The Encyclopedia of Science Fiction by John Clute and Peter Nichols indicated that Richard Matheson’s work moves back and forth between horror and science fiction, but that no matter what genre he writes in, his work is unified by a thematic emphasis on paranoia. That said, while Matheson’s works do shuttle between genres, many critics place him more strongly in the horror lineage; James Twitchell, writing in Dreadful Pleasures (a critical study of modern horror), and Brian Aldiss, writing in Trillion Year Spree (a history of science fiction) both praised Matheson’s talents and referred to him as an heir to Edgar Allan Poe.
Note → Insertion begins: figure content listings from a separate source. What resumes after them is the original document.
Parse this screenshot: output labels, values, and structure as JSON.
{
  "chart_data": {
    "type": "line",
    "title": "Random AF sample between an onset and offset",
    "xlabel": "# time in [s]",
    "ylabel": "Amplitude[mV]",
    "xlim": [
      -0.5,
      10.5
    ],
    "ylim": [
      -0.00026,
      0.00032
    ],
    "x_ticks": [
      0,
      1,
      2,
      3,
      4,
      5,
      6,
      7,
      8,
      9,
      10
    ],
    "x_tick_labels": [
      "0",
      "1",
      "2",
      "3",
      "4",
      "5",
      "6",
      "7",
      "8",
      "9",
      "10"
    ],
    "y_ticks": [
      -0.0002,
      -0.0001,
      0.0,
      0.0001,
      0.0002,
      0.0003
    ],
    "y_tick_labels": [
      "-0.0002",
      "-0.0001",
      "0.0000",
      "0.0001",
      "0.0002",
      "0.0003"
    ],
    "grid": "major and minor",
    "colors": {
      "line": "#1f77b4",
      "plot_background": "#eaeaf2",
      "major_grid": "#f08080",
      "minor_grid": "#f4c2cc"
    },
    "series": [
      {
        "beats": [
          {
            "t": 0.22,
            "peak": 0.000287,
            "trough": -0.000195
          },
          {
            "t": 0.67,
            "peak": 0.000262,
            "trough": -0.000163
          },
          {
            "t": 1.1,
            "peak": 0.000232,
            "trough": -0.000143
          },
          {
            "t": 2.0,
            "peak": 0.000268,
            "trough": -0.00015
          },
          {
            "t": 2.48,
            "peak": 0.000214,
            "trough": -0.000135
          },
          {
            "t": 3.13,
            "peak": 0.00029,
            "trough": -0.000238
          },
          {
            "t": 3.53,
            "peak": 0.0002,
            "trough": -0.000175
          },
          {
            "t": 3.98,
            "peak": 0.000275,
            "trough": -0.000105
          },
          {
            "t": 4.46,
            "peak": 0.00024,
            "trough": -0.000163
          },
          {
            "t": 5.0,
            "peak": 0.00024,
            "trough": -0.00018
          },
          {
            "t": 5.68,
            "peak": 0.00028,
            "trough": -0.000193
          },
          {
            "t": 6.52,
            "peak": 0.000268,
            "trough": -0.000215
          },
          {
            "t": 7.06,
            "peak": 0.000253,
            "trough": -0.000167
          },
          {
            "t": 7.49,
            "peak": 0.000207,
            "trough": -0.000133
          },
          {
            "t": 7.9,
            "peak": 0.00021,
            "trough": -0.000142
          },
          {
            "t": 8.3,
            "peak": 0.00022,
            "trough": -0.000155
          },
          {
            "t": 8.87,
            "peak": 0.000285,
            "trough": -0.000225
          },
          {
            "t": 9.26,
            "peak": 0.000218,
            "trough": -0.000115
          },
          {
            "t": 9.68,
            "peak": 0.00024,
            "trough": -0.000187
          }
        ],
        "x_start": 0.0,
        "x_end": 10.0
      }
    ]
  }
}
Other critics discuss Matheson’s novel in terms of its influence on others. For example, in Our Vampires, Ourselves, a study of the vampire genre, Nina Auerbach noted how Matheson’s treatment of the vampire mythos helped shaped later works in the genre, especially in the 1970s. To be specific, Matheson’s novel is singled out as helping to normalize vampirism, moving it from the genuinely strange and rare to the common and collective.
Stefan Dziemianowicz’s bio-critical overview of Matheson’s life and career argued for Matheson’s powerful influence on the field (specifically indicating Matheson as a model for George Romero’s zombie movies) and singled out Matheson’s tendency throughout his work to ground his stories in realistic detail, most often in common, middle American settings.